With respect to general exercise the relationship between aerobic exercise and the risk of mortality in previously healthy individuals, and many of those with a chronic disease, has long been established. Recent data from the National Health Interview Survey (NHIS) found a unique association of reduced mortality (odds ratio = 0.90, 95% confidence interval = 0.83 – 0.97) in those who reported regular stretching routines (6). This is interesting and appears to be the first to report this association. The authors state that stretching may help individuals to keep exercising aerobically. This may also be related to the potential value of stretching to reduce injuries as reviewed in the September 2021 issue of this journal (7). But there may be other potential benefits related to vascular function (8).

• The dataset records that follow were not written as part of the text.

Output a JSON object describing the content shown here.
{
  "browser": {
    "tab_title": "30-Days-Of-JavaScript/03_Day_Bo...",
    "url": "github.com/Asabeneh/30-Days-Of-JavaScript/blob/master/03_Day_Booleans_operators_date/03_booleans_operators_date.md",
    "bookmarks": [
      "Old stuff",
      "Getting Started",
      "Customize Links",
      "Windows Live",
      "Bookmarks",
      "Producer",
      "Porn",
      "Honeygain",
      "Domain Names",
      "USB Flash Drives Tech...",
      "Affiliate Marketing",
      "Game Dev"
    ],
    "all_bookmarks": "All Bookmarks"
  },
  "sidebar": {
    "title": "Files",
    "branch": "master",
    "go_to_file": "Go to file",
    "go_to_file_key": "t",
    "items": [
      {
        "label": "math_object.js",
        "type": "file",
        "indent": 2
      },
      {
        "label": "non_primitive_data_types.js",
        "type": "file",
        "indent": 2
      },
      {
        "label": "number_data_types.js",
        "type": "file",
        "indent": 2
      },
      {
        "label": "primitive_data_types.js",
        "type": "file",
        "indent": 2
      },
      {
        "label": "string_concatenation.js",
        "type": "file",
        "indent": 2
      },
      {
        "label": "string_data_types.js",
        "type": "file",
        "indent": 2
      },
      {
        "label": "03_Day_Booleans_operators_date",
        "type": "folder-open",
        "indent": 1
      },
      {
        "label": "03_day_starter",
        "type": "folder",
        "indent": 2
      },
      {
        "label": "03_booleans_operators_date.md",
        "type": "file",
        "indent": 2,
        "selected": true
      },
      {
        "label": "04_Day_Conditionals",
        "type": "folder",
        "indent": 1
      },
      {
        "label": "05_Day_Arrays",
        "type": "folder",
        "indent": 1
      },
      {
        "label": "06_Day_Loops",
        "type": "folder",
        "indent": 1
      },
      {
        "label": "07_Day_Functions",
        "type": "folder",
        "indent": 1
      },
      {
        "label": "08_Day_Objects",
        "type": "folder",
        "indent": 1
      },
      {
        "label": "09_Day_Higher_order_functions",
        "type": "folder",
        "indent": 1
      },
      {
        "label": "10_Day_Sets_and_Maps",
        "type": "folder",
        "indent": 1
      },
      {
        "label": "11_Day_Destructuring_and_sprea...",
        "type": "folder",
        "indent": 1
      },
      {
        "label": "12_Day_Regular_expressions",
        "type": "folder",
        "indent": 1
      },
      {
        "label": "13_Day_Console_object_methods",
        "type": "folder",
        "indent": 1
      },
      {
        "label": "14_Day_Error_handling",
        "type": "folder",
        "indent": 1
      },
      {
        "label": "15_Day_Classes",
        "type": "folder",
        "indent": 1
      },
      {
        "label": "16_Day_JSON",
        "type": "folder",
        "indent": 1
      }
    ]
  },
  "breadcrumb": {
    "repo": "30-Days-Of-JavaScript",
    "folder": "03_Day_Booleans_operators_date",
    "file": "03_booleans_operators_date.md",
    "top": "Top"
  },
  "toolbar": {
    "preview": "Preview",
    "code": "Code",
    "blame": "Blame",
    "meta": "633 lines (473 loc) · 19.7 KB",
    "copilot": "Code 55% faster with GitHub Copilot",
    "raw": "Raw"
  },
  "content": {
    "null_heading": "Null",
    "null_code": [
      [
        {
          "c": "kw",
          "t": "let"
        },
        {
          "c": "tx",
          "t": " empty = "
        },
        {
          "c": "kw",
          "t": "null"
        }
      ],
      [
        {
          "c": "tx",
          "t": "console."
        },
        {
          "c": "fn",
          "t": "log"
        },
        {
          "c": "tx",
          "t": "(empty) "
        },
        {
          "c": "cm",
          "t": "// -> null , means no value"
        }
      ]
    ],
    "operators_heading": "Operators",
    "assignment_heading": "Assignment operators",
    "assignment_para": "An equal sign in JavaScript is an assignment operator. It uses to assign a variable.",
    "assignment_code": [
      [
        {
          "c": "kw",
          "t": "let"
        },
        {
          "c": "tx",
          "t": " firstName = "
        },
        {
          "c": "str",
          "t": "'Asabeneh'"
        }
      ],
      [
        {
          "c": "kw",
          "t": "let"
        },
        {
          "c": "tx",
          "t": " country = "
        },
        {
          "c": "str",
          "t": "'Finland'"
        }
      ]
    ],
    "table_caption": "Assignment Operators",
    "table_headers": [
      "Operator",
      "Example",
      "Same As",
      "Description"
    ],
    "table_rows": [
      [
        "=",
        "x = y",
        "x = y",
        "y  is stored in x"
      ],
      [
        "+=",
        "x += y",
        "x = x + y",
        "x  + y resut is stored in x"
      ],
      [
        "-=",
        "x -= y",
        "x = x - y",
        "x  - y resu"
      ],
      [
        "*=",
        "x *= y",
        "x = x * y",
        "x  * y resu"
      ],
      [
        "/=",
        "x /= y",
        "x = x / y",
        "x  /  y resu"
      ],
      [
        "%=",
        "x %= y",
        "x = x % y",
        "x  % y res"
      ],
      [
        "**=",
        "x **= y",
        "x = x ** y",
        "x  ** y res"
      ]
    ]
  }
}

I am excited to see what future research in exercise training will reveal to us. But I think it is safe to say that if someone with a chronic disease or condition can exercise safely, they should be encouraged as there is very likely a significant upside for them with little risk of a downside. And this is particularly true, I believe, when exercise is prescribed by a clinical (or accredited) exercise physiologist and when necessary, applied in a supervised setting.